Roger Messman, a OOIDA truck driver from Nampa, Idaho, told WND, "We've got to stop this Mexican truck nonsense now. It's bad enough we've outsourced many of our good paying manufacturing jobs to Mexico. Now, Mexico wants to be able to distribute their goods back up here again and take away more of our jobs, this time in the trucking industry."

"If DOT succeeds in this travesty, we need to remind congressional leaders that both they and the American public have clearly spoken against this action," Sue Horneman, an OOIDA driver from Lebanon, Ill., told WND. "We need to remind the Bush administration that funding for the new fiscal year is upon us and that if DOT wishes to ignore Congressional leaders on this issue, maybe major cuts in their budget will get their attention."

Kevin Egly, an OOIDA driver from Broken Arrow, Okla., agreed.

"As a U.S. citizen, a 20-year veteran, I am very, very angry that the American public has spoken and DOT is ignoring Congress and the desires of U.S. citizens," Egly said. "Who does DOT report to and why are they not stopping this illegal action? It's a coup within our government and needs to be stopped right now."

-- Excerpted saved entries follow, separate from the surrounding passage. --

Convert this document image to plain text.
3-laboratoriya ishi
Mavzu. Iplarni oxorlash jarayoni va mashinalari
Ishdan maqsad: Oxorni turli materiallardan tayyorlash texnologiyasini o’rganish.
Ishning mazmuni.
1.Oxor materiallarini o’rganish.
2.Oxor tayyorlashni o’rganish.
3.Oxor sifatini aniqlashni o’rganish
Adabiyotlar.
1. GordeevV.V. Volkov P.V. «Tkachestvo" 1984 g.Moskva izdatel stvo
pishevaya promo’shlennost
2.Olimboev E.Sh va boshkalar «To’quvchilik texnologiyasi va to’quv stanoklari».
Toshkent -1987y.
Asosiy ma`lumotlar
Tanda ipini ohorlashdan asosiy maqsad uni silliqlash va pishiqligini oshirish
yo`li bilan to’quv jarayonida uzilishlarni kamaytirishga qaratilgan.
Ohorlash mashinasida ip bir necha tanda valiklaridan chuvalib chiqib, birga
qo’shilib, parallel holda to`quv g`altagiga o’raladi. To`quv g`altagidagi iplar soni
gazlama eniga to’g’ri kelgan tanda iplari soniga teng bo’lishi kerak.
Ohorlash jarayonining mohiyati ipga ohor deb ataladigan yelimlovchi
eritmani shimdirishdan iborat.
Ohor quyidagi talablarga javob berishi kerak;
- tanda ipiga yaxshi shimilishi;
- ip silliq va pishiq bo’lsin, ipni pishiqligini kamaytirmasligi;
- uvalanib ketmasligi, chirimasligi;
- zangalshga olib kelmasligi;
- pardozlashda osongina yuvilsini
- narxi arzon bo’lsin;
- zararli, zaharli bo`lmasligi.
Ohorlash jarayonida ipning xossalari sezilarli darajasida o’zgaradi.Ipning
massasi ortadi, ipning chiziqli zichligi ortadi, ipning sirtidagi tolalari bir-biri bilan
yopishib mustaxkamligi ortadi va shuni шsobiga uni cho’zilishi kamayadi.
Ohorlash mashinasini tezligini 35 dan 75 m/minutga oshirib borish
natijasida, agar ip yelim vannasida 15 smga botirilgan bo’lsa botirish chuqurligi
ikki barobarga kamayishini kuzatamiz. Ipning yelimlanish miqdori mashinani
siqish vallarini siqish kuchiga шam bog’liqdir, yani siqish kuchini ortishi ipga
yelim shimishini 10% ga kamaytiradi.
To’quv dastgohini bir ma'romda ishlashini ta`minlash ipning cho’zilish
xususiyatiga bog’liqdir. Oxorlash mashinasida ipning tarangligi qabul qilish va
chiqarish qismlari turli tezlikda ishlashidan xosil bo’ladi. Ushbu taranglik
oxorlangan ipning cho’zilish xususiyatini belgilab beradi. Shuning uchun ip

Earlier, WND reported an audit report delivered to Congress on Aug. 6 and released to the public late in August documented not a single certified drug or alcohol testing laboratory exists in the entire country of Mexico.

Right now, Mexican drivers are submitting specimens to U.S. drug and alcohol certified testing facilities, but without any reliable validation that the specimens came from the Mexican drivers submitting them.

WND also has reported DHS and the FMSCA have no way of knowing for certain whether or not Mexican truck drivers applying for participation in the DOT's proposed test have criminal histories or troubled driving records with traffic convictions.

The problem is that Mexico maintains no reliable national criminal database or driving-history database against which the FAST identification applications or OP-1(MX) commercial drivers' license applications can be checked.

FAST, as created under the Security and Prosperity Partnership of North America (SPP) working groups, would enable Mexican trucks carrying loads of consumer goods into the United States to cross the border in as little as 15 seconds, according to government officials setting up the procedures.

Physical inspections of truck trailers or shipment containers are kept to a minimum in order to keep congested traffic at the border moving.

WND has reported in the trial of Border Patrol agents Ignacio Ramos and Jose Compean, defense attorney Mary Stillinger proved the drug smuggler in the case, a Mexican illegal alien named Osvaldo Aldrete-Davila, held a valid commercial drivers license on Feb. 17, 2005, the date of the incident.

Ramos and Compean currently are in federal prison, serving sentences of 11 and 12 years, respectively, for shooting at Aldrete-Davila as he escaped on foot, fleeing across the border from the abandoned van in which he was attempting to smuggle approximately 750 pounds of marijuana across the border.

DeFazio chairs the House Subcommittee on Highways and Transit which has jurisdiction over motor carriers.